Here are some simple ways to make a mess — and provide the soil for a rich learning environment!
1 Provide opportunity for failure
Ensure that there is a supportive learning environment. If the other students in the room are ready to tear apart a failure or they are unwilling to hear out a student’s insights from failure, you have some work to do. Often, pulling out “golden nuggets” from a failed attempt or strategy can propel the entire class to greater success while bolstering the ego of the low-performing group.
2 Use Essential questions
In EnTeam’s Higher-Order Thinking Bowls, all of the schools gathering together have based their curricula around the same essential question(s). All students gathering together from diverse schools are thus speaking a common educational language. Failures and success make perfect sense to all participants and much is to be gleaned by sharing educational stories. Suddenly school is cool again and students want to dig more deeply into the material.
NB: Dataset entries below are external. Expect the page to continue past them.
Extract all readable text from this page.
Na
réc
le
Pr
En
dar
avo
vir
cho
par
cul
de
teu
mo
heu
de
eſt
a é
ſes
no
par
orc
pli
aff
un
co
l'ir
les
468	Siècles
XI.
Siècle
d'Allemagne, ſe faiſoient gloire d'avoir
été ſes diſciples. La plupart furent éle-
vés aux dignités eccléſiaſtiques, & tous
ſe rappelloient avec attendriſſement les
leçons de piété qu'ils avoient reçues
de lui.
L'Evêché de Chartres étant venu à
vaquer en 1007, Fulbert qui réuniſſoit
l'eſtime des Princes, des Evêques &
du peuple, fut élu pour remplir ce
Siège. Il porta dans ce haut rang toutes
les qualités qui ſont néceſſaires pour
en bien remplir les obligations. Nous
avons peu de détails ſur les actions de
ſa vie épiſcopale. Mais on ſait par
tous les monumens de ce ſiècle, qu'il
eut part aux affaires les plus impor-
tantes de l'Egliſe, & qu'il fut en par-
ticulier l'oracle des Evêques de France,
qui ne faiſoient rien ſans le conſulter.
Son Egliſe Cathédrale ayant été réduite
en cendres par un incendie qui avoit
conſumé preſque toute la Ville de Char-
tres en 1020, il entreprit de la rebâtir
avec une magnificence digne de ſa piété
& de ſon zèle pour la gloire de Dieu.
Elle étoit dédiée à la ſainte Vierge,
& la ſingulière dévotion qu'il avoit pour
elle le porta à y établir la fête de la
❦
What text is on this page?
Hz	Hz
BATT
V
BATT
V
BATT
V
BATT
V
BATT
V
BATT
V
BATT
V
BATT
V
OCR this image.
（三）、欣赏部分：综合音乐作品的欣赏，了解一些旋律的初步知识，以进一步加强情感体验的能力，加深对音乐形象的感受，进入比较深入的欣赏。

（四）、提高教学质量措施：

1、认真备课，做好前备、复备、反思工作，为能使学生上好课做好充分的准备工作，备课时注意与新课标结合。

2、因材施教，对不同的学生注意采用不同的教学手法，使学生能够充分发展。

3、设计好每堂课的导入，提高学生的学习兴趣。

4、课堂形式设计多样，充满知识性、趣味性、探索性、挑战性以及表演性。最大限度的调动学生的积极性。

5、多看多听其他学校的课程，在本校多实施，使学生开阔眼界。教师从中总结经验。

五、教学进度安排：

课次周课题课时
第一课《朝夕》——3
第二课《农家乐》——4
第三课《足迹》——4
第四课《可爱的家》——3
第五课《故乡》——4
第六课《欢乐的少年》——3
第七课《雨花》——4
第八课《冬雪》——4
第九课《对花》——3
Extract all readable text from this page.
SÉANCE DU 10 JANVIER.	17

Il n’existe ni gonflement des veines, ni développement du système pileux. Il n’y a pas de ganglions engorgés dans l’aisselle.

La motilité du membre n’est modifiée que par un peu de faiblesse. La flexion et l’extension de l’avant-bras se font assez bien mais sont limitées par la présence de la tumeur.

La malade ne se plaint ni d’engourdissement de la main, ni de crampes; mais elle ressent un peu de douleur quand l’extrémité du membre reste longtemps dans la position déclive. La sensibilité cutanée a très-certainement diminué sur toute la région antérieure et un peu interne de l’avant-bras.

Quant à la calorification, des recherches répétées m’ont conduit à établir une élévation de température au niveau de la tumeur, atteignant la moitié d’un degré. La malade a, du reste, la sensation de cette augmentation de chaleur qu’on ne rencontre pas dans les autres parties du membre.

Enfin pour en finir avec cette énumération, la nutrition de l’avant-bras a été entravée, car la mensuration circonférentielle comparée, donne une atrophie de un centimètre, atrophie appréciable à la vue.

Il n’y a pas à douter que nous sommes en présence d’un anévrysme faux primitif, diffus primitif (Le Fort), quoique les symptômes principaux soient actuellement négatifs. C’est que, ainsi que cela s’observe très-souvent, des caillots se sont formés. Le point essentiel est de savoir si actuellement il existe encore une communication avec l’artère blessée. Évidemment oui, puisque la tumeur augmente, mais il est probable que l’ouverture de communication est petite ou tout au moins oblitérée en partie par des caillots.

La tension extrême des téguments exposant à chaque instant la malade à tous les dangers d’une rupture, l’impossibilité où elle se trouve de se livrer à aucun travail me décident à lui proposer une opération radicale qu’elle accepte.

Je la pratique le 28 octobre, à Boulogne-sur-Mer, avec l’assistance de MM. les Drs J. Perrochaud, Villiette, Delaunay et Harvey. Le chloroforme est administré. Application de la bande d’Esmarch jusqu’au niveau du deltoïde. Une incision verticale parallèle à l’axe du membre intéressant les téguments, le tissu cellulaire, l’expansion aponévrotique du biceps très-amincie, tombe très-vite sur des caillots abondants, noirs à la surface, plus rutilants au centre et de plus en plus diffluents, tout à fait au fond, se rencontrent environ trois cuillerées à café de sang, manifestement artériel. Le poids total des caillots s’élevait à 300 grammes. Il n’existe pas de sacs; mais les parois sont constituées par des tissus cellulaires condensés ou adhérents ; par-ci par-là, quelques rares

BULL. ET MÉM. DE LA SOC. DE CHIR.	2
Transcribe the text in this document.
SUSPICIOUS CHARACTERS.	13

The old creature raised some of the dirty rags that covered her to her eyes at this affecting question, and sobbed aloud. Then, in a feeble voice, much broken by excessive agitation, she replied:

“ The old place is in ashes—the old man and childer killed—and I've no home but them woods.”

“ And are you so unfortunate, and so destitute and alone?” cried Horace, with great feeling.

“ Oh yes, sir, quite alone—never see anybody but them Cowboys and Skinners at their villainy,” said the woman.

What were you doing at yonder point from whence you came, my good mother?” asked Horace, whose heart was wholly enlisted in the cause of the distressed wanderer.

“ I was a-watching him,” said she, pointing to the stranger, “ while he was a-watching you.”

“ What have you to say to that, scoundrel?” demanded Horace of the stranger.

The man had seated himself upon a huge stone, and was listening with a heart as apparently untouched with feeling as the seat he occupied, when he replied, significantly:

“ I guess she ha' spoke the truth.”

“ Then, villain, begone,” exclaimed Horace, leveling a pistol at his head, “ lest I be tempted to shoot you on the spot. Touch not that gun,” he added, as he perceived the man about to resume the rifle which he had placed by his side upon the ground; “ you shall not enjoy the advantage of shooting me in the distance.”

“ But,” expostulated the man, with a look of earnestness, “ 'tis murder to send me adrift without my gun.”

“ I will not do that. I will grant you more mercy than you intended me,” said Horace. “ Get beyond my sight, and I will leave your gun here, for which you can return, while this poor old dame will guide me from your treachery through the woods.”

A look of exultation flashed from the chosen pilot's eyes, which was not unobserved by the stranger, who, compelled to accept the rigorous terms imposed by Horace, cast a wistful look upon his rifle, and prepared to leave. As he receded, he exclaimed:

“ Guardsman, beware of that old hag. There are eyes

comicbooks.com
For example: When we brought students together from different classes in a large elementary school to focus on mathematical word problems, the common game we taught the 99 4th grade students to play was called Talking Dominoes. 4th graders were excited by the fact that they could all use mathematical terms to describe the pattern and positioning of their dominoes. The teachers were happy to see their students using the words “horizontal, diagonal, and vertical” with comprehension and clarity. The 9-year-olds felt a new-found sense of power in their expanded vocabulary because it allowed them to communicate a pattern more accurately instead of holding up their hands and saying “this way” or “that way”.
3 Debrief the mess
Games provide a wonderful workshop for learning, then we have to bring home the message and make it stick. EnTeam uses 3 questions to assess and identify the learning opportunities and principles at work in the activity:
1) What happened?
(What did we learn? Why is this valuable for our understanding of the world? What principles are at work in the experience we just had?)
2) So what?
(How can I apply what I learned elsewhere? School, social relationships…)
3) Now what?
(Where do we go from here? How will you responded in future circumstances?)
Whether we are working with adults in two branches of a company who must now share resources or children from different faith-based schools, or racially diverse schools from different socioeconomic backgrounds, EnTeam’s format is the same: Form small teams of participants with each group or school represented on a team of 3 or 4 and then give them time to work out the problem for themselves. Participants in the EnTeam event are always interested in the outcomes and innovations derived from the messy discussions about the failures, and successes of their peers because of a shared experience.
So, don’t be so concerned about perfection the first time around. Give your class a chance to explore an idea more fully. They will appreciate the opportunity!